You gave me a fave, so I was coming here to say 'thanks for the fave'...but....you know what? FUCK THAT! That's right, I said it! EVERYONE says 'thanks for the fave'! Not that I don't appreciate it, because I do, but today I'm not saying 'Thanks for the fave'....oh no, today...I will....write a short vampire story for you, whilst unintentionallyslightly fucking up your page with a huge comment...
"I don't know why I did it, I just did..." Said the gothic-looking teenager to the conservative-looking school principle. "But...why would you write that on a wall? Are you a satanist? A cannibal?" The principle asked, stroking his beard with a concerned look in his eyes. "No, not a satanist or a cannibal..." The gothic guy said, smiling.
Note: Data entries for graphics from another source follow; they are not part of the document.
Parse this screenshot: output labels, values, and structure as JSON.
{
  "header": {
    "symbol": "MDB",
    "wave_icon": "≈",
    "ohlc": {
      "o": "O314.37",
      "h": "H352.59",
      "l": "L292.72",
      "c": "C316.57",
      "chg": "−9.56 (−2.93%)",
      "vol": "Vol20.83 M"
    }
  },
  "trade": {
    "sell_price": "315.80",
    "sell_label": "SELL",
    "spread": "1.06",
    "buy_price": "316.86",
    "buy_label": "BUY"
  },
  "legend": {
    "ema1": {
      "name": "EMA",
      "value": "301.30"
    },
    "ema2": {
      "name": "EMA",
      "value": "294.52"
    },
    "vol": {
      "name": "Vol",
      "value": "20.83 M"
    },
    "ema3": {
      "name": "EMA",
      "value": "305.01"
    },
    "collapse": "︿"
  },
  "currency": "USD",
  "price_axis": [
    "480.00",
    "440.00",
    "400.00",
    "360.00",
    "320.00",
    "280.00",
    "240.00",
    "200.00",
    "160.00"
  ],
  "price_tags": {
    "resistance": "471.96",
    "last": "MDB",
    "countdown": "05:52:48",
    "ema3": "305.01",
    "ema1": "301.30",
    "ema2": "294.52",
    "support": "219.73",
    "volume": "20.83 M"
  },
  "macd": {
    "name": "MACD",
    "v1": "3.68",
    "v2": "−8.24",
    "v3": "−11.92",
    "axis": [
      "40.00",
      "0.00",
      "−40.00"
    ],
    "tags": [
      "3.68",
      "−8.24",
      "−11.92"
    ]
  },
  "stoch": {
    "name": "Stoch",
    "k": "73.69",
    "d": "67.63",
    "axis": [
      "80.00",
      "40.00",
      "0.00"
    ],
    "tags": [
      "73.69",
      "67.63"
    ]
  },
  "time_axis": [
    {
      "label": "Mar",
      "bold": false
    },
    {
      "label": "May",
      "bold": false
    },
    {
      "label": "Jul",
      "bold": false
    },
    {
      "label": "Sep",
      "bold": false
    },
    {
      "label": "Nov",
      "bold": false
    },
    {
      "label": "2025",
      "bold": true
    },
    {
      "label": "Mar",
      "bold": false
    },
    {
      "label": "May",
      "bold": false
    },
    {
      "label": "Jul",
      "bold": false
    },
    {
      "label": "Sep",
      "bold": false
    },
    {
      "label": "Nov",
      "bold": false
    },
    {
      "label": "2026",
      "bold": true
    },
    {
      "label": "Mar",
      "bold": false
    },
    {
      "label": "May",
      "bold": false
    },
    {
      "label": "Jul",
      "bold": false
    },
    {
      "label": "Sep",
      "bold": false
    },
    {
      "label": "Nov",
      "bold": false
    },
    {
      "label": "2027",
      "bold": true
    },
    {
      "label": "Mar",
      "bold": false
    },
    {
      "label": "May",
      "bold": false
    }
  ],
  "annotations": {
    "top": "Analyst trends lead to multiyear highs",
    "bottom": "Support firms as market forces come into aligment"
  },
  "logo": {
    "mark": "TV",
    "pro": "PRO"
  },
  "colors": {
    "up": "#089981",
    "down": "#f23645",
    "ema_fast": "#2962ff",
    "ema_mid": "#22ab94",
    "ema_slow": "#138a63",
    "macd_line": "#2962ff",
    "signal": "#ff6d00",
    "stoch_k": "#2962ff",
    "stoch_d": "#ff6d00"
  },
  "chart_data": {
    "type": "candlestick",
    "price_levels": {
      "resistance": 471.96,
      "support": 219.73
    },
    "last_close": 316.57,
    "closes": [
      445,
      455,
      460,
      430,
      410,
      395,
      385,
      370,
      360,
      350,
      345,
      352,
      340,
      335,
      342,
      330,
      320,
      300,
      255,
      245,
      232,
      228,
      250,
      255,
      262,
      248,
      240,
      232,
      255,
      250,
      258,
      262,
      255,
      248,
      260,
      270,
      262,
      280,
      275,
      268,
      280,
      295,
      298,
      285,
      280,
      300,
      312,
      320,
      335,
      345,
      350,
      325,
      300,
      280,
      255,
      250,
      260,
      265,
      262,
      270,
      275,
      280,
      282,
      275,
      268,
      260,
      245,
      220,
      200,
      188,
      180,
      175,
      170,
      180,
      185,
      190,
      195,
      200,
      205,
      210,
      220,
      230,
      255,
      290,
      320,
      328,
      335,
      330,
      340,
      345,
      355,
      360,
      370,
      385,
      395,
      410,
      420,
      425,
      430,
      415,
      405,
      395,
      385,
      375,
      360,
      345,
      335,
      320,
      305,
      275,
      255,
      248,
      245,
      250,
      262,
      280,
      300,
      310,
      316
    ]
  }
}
"Then...why?! Why write 'Cutting off heads and using them as bowls is cool' on the gymnasium wall?!!" The principle asked, perplexed.
"Because it IS cool!" The goth guy said, blinking once.
"What, is this some new goth fad or something?...you get a head and use it as a bowl?!!" The principle said, shocked.
"Oh, I'm not goth... I'm a vampire, bitch!" The guy said, jumping across the desk and pulling the head from the principles' body in a few quick seconds. Blood shot up from the neck stump, all the way to the ceiling tiles as the vampire laughed and laughed, before flying out the window. Clenched firmly in his hands was the severed head, held upside down, filled with tasty mints from the principles' desk.